George Osborne must wean the Treasury off the "drug" of the private finance initiative (PFI), which offers poor value for money for Britain's taxpayers, according to a cross-party committee of MPs.
In a damning report, the Treasury select committee says that with the yield on government bonds at near-record lows, using a PFI deal for a new infrastructure project could end up costing up to 1.7 times as much as paying for it directly out of the public purse.
Andrew Tyrie, the committee's Conservative chairman, urged the chancellor to call an immediate review, and bring the costs of all previous projects on to the Treasury's balance sheet.
The independent office for budget responsibility recently estimated that the total liability from the capital costs of PFI projects alone was about £40bn, which would increase Britain's debt-to-GDP ratio by almost 3%.
The PFI was first announced by Norman Lamont in 1992, but the complex deals proliferated at Gordon Brown's Treasury. Private sector providers agree to build and run schools, hospitals and other infrastructure projects, typically over 30 years, in exchange for a stream of payments from the public purse.
But Tyrie said that instead of transferring risk to the private sector and cutting costs for the taxpayer, PFI had fooled the public – and Whitehall officials – into thinking they could get shiny new public services "on the never-never".
"PFI means getting something now and paying later. Any Whitehall department could be excused for becoming addicted to that," he said.
"It's like a drug. We can't carry on as we are, expecting the next generation of taxpayers to pick up the tab. We must first acknowledge we've got a problem. This will be tough in the short term but it should benefit the economy and public finances in the longer term."
The report finds that because they could be hidden off departments' balance sheets, PFI projects looked artificially attractive.
Allyson Pollock, professor of public health research and policy at Queen Mary, University of London, who has been a vocal critic of public-private partnerships over more than a decade, said: "The National Audit Office and the Treasury together have spent a long time promoting and advertising this policy, at home and abroad, including to some of the poorest countries in the world. It's time for a complete rethink."
She added that with PFI payments generally uprated in line with the RPI measure of inflation, which is currently running at 5%, the cost of many PFI-funded projects is rising rapidly at the same time as public sector budgets are being cut.
The select committee analysed one specific project, the Royal Liverpool hospital, currently in its procurement phase, and found that the higher cost of financing it privately could add £175m to the price over the life of the hospital. The yield on government bonds, or gilts, which determines the interest rate the Treasury pays on its debts, has slipped sharply since the credit crunch, making the argument against PFI appear all the more stark.
"The cost of capital for a typical PFI project is currently over 8% – double the long-term [30-year] government gilt rate of around 4%. The difference in finance costs means that PFI projects are significantly more expensive to fund over the life of a project. This represents a significant cost to taxpayers," the report finds.
Jesse Norman, a backbench Conservative member of the committee, called for an immediate one-year moratorium on the Royal Liverpool project.

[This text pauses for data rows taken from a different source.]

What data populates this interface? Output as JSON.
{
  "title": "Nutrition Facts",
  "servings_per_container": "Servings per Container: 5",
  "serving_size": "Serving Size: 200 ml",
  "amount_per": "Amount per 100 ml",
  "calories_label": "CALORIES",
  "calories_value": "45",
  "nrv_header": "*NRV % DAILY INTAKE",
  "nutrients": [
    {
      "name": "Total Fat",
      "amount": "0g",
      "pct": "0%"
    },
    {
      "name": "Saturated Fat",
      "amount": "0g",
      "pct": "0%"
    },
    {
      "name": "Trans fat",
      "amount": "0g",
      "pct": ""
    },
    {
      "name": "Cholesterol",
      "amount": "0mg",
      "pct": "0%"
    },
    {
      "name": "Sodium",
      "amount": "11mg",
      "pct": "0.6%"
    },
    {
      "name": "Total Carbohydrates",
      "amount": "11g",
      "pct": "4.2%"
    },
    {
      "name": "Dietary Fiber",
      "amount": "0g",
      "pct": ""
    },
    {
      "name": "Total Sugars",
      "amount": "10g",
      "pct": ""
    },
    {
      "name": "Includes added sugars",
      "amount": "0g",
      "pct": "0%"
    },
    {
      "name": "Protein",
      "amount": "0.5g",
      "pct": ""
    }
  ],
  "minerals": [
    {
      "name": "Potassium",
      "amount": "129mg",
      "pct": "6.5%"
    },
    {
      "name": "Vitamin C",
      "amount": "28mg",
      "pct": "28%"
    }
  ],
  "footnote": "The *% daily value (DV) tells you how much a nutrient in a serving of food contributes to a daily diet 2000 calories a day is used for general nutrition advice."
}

Pollock agreed, saying: "When you're in a hole, stop digging."
Business groups defended the PFI, however. Neil Bentley, deputy director-general of the CBI, said: "It's worth remembering that without PFI we would not have seen hundreds of much-needed hospitals, schools and homes delivered on time and within budget."
An aide to the chancellor said: "We have been saying for a long time that the PFI system we inherited was completely discredited and nothing more than a ploy to keep expensive projects off the balance sheet. That's why we are reforming it so it is genuinely transparent and only used when it provides value for money for the taxpayer." He added that PFI liabilities are now published as part of new Whole of Government Accounts, so they can no longer be hidden – but they are still not counted as public sector debt.

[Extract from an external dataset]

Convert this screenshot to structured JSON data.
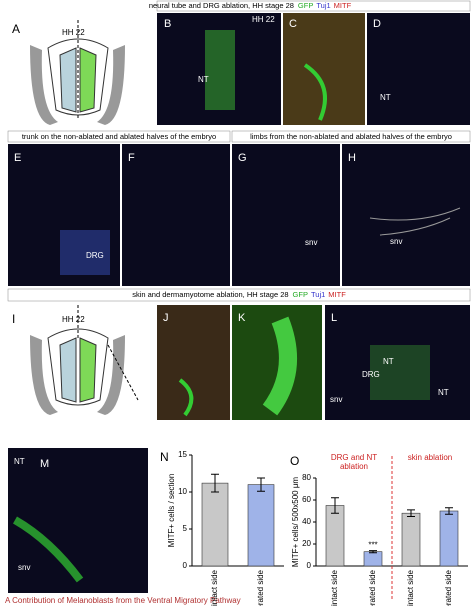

London Underground investment
Creaking along on ancient infrastructure, the London Underground was crying out for modernisation by the end of the 20th century. The then chancellor, Gordon Brown, decided to fix it with a 21st century solution: a public-private partnership. Labour traditionalists were furious that the maintenance and development of a prime public asset should be handed over to the private sector.
The £30bn project, due to run for 30 years, divided the upgrading and maintenance of the tube between two consortia: Metronet and Tube Lines. In exchange for carrying out complex work on a network that transported 3 million people a day, the businesses that made up the two consortia would receive a monthly payment that would increase or decrease depending on whether they hit targets for measures such as train cleanliness and reliability of services.
The collapse of the arrangement surprised even its most vociferous critics. Metronet went into administration in 2007 after racking up a projected overspend of up to £2bn, its costs not helped by the fact that it contracted work out to its five shareholders: construction firm Balfour Beatty, Thames Water, energy company EDF, engineering specialist WS Atkins and Canada's Bombardier.
Metronet was bought by the capital's transport authority, which by then was locked in an increasingly dysfunctional relationship with Tube Lines. The company did not have Metronet's overspend problems but it could not deliver an upgrade of the Jubilee Line on time and in 2010 London's mayor, Boris Johnson, bought it from its shareholders, Heathrow owner Ferrovial and US project manager Bechtel, for £310m.